There were at least seventeen Burke and Hare victims before suspicions were aroused. Medical students started recognising some of the victims - a local prostitute Mary Patterson, an elderly prostitute Mary Haldane, a mentally retarded 18-year-old boy with a limp, "daft Jamie" - even when Knox, apparently in collusion with the murderers, disfigured the cadavers before exposing them to his students.

Burke and Hare were arrested in 1828. Hare turned king's evidence, and Burke was found guilty and hanged at the Lawnmarket, the Royal Mile, on the 28th January 1829. Burke's body was publicly dissected at the Edinburgh Medical College and his skeleton, death mask, and items such as a leather wallet made from his tanned skin are now displayed at the Royal College of Surgeon's museum.

Hare found it impossible, in view of the strong popular feeling, to remain in Scotland.

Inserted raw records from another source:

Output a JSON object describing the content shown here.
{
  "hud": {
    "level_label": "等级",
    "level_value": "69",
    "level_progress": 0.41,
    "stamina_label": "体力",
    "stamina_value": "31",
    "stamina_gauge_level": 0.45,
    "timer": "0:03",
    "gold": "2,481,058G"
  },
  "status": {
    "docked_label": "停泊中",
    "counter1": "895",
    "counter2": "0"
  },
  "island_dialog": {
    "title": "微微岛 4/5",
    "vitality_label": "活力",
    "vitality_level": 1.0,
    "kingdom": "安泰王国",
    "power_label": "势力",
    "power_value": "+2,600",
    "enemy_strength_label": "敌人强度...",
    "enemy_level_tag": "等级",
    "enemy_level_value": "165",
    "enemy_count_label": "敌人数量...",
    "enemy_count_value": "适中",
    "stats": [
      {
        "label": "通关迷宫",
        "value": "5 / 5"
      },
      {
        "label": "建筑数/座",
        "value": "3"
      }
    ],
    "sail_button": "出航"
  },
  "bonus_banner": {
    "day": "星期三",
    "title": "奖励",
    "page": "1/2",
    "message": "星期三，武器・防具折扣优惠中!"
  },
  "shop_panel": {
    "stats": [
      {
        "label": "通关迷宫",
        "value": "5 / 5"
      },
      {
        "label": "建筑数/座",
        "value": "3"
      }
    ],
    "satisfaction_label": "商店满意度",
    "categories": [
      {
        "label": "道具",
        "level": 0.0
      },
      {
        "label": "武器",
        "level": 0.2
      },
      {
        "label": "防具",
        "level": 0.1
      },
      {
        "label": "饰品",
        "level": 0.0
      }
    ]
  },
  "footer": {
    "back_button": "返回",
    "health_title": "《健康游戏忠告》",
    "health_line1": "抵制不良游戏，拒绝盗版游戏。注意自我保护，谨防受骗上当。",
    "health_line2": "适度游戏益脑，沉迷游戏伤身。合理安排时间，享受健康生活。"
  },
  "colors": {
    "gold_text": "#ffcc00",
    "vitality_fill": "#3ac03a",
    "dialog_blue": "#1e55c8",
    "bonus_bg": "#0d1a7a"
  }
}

He is believed to have died in England under an assumed name. MacDougal was released, since her complicity to the murders was not provable.

The story of Edinburgh's gruesome twosome is one of the most pointed examples of the dark side of the age of the Edinburgh Enlightenment, with its flowering of science and knowledge.

Burke said that they were encouraged in their actions by the medical school ("They generally pressed us to get more bodies for them") but Dr. Knox was not prosecuted, despite public uproar but due to lack of evidence to show that he knew of the origin of the corpses.